I'm doing stress testing of our system. Currently we have 5 m1.large instances running behind ELB, sitting in east region. In west region, there are 3 small instances (with JMeter) that I use to hammer the system.
While doing a test that only pushes the app instances to about 80%-90% of their CPU limit (our choke point at the time), I'm seeing an odd behavior, ELB reports that ALL 5 instances are "Out of service - Transient Error - Please check later", all instances stop getting requests, and after about 5-10 seconds everything goes back to normal. This happens every 30 seconds or so. BUT! This doesn't happen every time I run the test. I just ran a half an hour stress test, with the same settings and everything worked perfectly. What is going on?
Btw my health check is
Ping Target: HTTP:80/index.html Timeout: 60 seconds Interval: 300 seconds Unhealthy Threshold: 10 Healthy Threshold: 2
So there is no way it's failing that. I've never ran into this until yesterday.

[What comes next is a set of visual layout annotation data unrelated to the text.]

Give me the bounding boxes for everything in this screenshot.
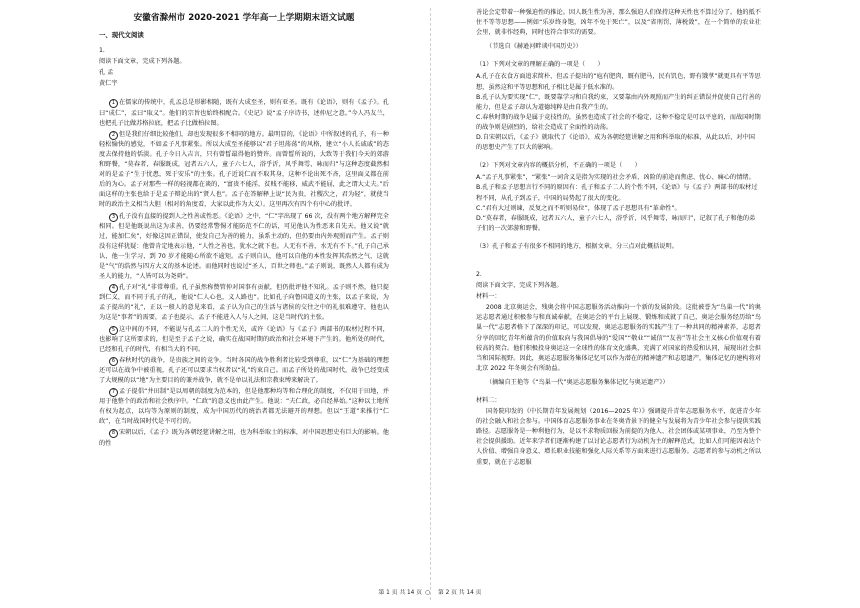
- page-footer-left: 第 1 页 共 14 页: [378, 590, 422, 596]
- option-a: A.“孟子凡事紧张”，“紧张”一词含义是指为实现的社会矛盾、凶险的前途而焦虑、忧心、痛心的情绪。: [476, 174, 755, 182]
- paragraph-text: 宋朝以后，《孟子》既为各朝经筵讲解之用，也为科举取士的标准，对中国思想史有巨大的影响。他的性: [99, 429, 389, 447]
- subquestion-1: （1）下列对文章的理解正确的一项是（ ）: [476, 61, 604, 69]
- paragraph-number-8: 8: [109, 429, 118, 438]
- paragraph-text: 春秋时代的战争，是贵族之间的竞争。当时各国的战争胜利者比较受到尊重，以“仁”为基础的理想还可以在战争中被重视，孔子还可以要求当权者以“礼”约束自己。而孟子所处的战国时代，战争已经变成了大规模的以“地”为主要目的的兼并战争，就不是单以礼法和宗教束缚来解决了。: [99, 356, 389, 384]
- article-author: 黄仁宇: [99, 80, 118, 88]
- material-1-label: 材料一：: [476, 293, 501, 301]
- paragraph-text: 这中间的不同，不能说与孔孟二人的个性无关，或许《论语》与《孟子》两部书的取材过程不同，也影响了这所要求的，但是至于孟子之说，确实在战国时期的政治和社会环境下产生的。他所处的时代，已经和孔子的时代，有相当大的不同。: [99, 325, 389, 353]
- binding-mark: ○: [425, 589, 431, 596]
- paragraph-number-6: 6: [109, 357, 118, 366]
- paragraph-number-2: 2: [109, 131, 118, 140]
- material-1-source: （摘编自王艳等《“鸟巢一代”奥运志愿服务集体记忆与奥运遗产》）: [485, 378, 669, 386]
- paragraph-number-5: 5: [109, 326, 118, 335]
- source-note: （节选自《赫逊河畔谈中国历史》）: [485, 43, 582, 51]
- right-column: [476, 8, 761, 469]
- paragraph-text: 孔子没有直接的提到人之性善或性恶。《论语》之中，“仁”字出现了 66 次，没有两个地方解释完全相同。但是他既说出这为求善，仍要经常警惕才能防范不仁的话，可见他认为性恶来自先天。他又说“就过，能加仁矣”，好像这因正错误，使发自己为善的能力，虽系主动的，但仍要由内外观照而产生。孟子则没有这样犹疑：他曾肯定地表示他，“人性之善也，犹水之就下也。人无有不善，水无有不下。”孔子自己承认，他一生学习，到 70 岁才能随心所欲不逾矩。孟子则自认，他可以自他的本性发挥其浩然之气，这就是“气”的浩然与四方大义的基本论述。而他同时也说过“圣人，百世之师也。”孟子则说，既然人人都有成为圣人的能力，“人皆可以为尧舜”。: [99, 212, 389, 281]
- question-intro: 阅读下面文章，完成下列各题。: [99, 58, 186, 66]
- paragraph-text: 孔子对“礼”非常尊重。孔子虽然称赞管仲对国事有贡献，但仍批评他不知礼。孟子则不然，他只提到仁义，而不同于孔子的礼，他说“仁人心也，义人路也”。比如孔子向鲁国道义的主张，以孟子来说，为孟子提出的“礼”，正以一般人的意见来看，孟子认为自己的生活与诸侯的交往之中的礼很难遵守，他也认为这是“事者”的需要，孟子也提示，孟子不能进入人与人之间，这是当时代的主张。: [99, 284, 389, 322]
- paragraph-number-1: 1: [109, 99, 118, 108]
- option-d: D.“莫春者，春服既成，冠者五六人，童子六七人，浴乎沂，风乎舞雩，咏而归”，记叙了孔子和他的弟子们的一次郊游和野餐。: [476, 214, 756, 232]
- subquestion-3: （3）孔子和孟子有很多不相同的地方，根据文章，分三点对此概括说明。: [476, 242, 678, 250]
- paragraph-text: 但是我们仔细比较他们，却也发现很多不相同的地方。最明显的，《论语》中所叙述的孔子，有一种轻松愉快的感觉，不如孟子凡事紧张。所以大成至圣能够以“君子坦荡荡”的风格，建立“小人长戚戚”的态度去保持他的恬淡。孔子今日入吉言，只有曾晳最得他的赞许。而曾晳所说的，大致等于我们今天的郊游和野餐，“莫春者，春服既成，冠者五六人，童子六七人，浴乎沂，风乎舞雩，咏而归”与这种态度截然相对的是孟子“生于忧患，死于安乐”的主张。孔子近说仁而不取其身，这种不论出死不吝，这里面义都在前后的为心。孟子对那些一样的轻视都在谈的，“富贵不能淫，贫贱不能移，威武不能屈，此之谓大丈夫。”后面这样的主张也给于是孟子辩论出的“贤人也”。孟子在答解释上说“民为贵，社稷次之，君为轻”，就使当时的政治主义相当大胆（相对的角度看，大家以此作为大义）。这里再次有四个有中心的批评。: [99, 130, 389, 209]
- left-column: [99, 8, 389, 450]
- paragraph-5: [99, 325, 389, 355]
- option-c: C.“君有大过则谏，反复之而不听则易位”，体现了孟子思想具有“革命性”。: [476, 204, 681, 212]
- right-page: [430, 0, 860, 608]
- paragraph-6: [99, 356, 389, 386]
- paragraph-number-3: 3: [109, 213, 118, 222]
- material-2-text: 国务院印发的《中长期青年发展规划（2016—2025 年）》强调提升青年志愿服务水平，促进青少年的社会融入和社会参与。中国体育志愿服务事业在冬奥背景下的健全与发展将为青少年社会参与提供实践路径。志愿服务是一种利他行为，是以不求物质回报为前提的为他人、社会团体或某项事业，乃至为整个社会提供援助。近年来学者们逐渐构建了以讨论志愿者行为动机为主的解释范式，比如人们可能因表达个人价值、增强自身意义、增长职业技能和强化人际关系等方面来进行志愿服务。志愿者的参与动机之所以重要，就在于志愿服: [476, 408, 761, 466]
- paragraph-text: 孟子提倡“井田制”是以周朝的制度为范本的，但是他那种均等和合理化的制度，不仅用于田地，并用于他整个的政治和社会秩序中。“仁政”的意义也由此产生。他说：“夫仁政，必自经界始。”这种以土地所有权为起点，以均等为原则的制度，成为中国历代的统治者都无法避开的理想。但以“王道”来推行“仁政”，在当时战国时代是不可行的。: [99, 388, 389, 426]
- option-d: D.自宋朝以后，《孟子》就取代了《论语》，成为各朝经筵讲解之用和科举取的标准，从此以后，对中国的思想史产生了巨大的影响。: [476, 134, 755, 152]
- option-b: B.孔子认为要实现“仁”，既要靠学习和自我约束，又要靠由内外观照而产生的纠正错误并促使自己行善的能力，但是孟子却认为道德纯粹是由自我产生的。: [476, 93, 761, 111]
- subquestion-2: （2）下列对文章内容的概括分析，不正确的一项是（ ）: [476, 162, 641, 170]
- paragraph-text: 在儒家的传统中，孔孟总是形影相随，既有大成至圣，则有亚圣。既有《论语》，则有《孟子》。孔曰“成仁”，孟曰“取义”。他们的宗旨也始终相配合。《史记》说“孟子序诗书，述仲尼之意。”今人冯友兰，也把孔子比做苏格拉底，把孟子比做柏拉图。: [99, 99, 389, 127]
- question-number: 1.: [99, 47, 105, 55]
- option-a: A.孔子在衣食方面追求简朴，但孟子提出的“庖有肥肉，厩有肥马，民有饥色，野有饿莩”就更具有平等思想，虽然这和平等思想和孔子相比是属于低水准的。: [476, 73, 761, 91]
- option-b: B.孔子和孟子思想言行不同的原因有：孔子和孟子二人的个性不同，《论语》与《孟子》两部书的取材过程不同，从孔子到孟子，中国的局势起了很大的变化。: [476, 184, 758, 202]
- section-heading-reading: 一、现代文阅读: [99, 31, 144, 39]
- article-title: 孔 孟: [99, 69, 114, 77]
- page-footer-right: 第 2 页 共 14 页: [438, 590, 482, 596]
- option-c: C.春秋时期的战争是属于竞技性的，虽然也造成了社会的不稳定，这种不稳定是可以平息的，而战国时期的战争则是剧烈的，给社会造成了全面性的动荡。: [476, 113, 761, 131]
- paragraph-2: [99, 130, 389, 211]
- paragraph-continued: 善论会定带着一种强迫性的推论。因人既生性为善，那么强迫人们保持这种天性也不算过分了。他的抵不住不等等思想——例如“乐岁终身饱，凶年不免于死亡”，以及“省刑罚，薄税敛”，在一个简单的农业社会里，就非作经典，同时也符合事实的需要。: [476, 9, 761, 37]
- paragraph-3: [99, 212, 389, 283]
- paragraph-7: [99, 387, 389, 427]
- paragraph-4: [99, 283, 389, 323]
- paragraph-number-7: 7: [109, 388, 118, 397]
- paragraph-8: [99, 428, 389, 448]
- exam-title: 安徽省滁州市 2020-2021 学年高一上学期期末语文试题: [133, 13, 355, 23]
- paragraph-1: [99, 98, 389, 128]
- material-2-label: 材料二：: [476, 397, 501, 404]
- material-1-text: 2008 北京奥运会，残奥会将中国志愿服务活动推向一个新的发展阶段。这批被誉为“鸟巢一代”的奥运志愿者通过积极参与和真诚奉献，在奥运会的平台上展现、锻炼和成就了自己，奥运会服务经历给“鸟巢一代”志愿者格下了深深的印记，可以发现，奥运志愿服务的实践产生了一种共同的精神素养，志愿者分享的回忆青年所蕴含的价值取向与我国倡导的“爱国”“敬业”“诚信”“友善”等社会主义核心价值观有着较高的契合。他们积极投身奥运这一全球性的体育文化盛典，充满了对国家的热爱和认同，展现出社会担当和国际视野。因此，奥运志愿服务集体记忆可以作为潜在的精神遗产和志愿遗产，集体记忆的建构将对北京 2022 年冬奥会有所助益。: [476, 304, 761, 372]
- question-intro: 阅读下面文字，完成下列各题。: [476, 282, 563, 290]
- question-number: 2.: [476, 270, 482, 278]
- paragraph-number-4: 4: [109, 284, 118, 293]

We were also having a transient "boxes fail health checks for no good reason" problem and from working with Amazon support it turns out there is an interaction between the ELBs and the Apache KeepaliveTimeout. If the health check interval is larger than the timeout then the healch checker can try to reuse a bad connection and it fails the test and tosses your instance out of the ELB. They called our 60 second interval "unusually long." We're messing with it now but try setting your interval low and matching it with the keepalive setting in Apache.
The best way to stress test ELB is to get the ips used behind the cname they provide. Used those to hit the load balancer. Make sure there is at lease one image in every az you selected for the ELB. Amazon dynamically scales the ips behind the ELB, Your load balancer is probably hitting just a single ip. I'm not sure about the sporadic behavior you're experiencing.
It may be due to DNS caching on JVM or OS level so all your requests are hammering 1 ELB IP instead or being distributed so ELB itself becomes a point of failure instead of providing failover.
Starting from JMeter 2.12 and above DNS Cache Manager configuration element can be used for testing load-balanced applications.
See The DNS Cache Manager: The Right Way To Test Load Balanced Apps guide for more detailed explanation and instructions.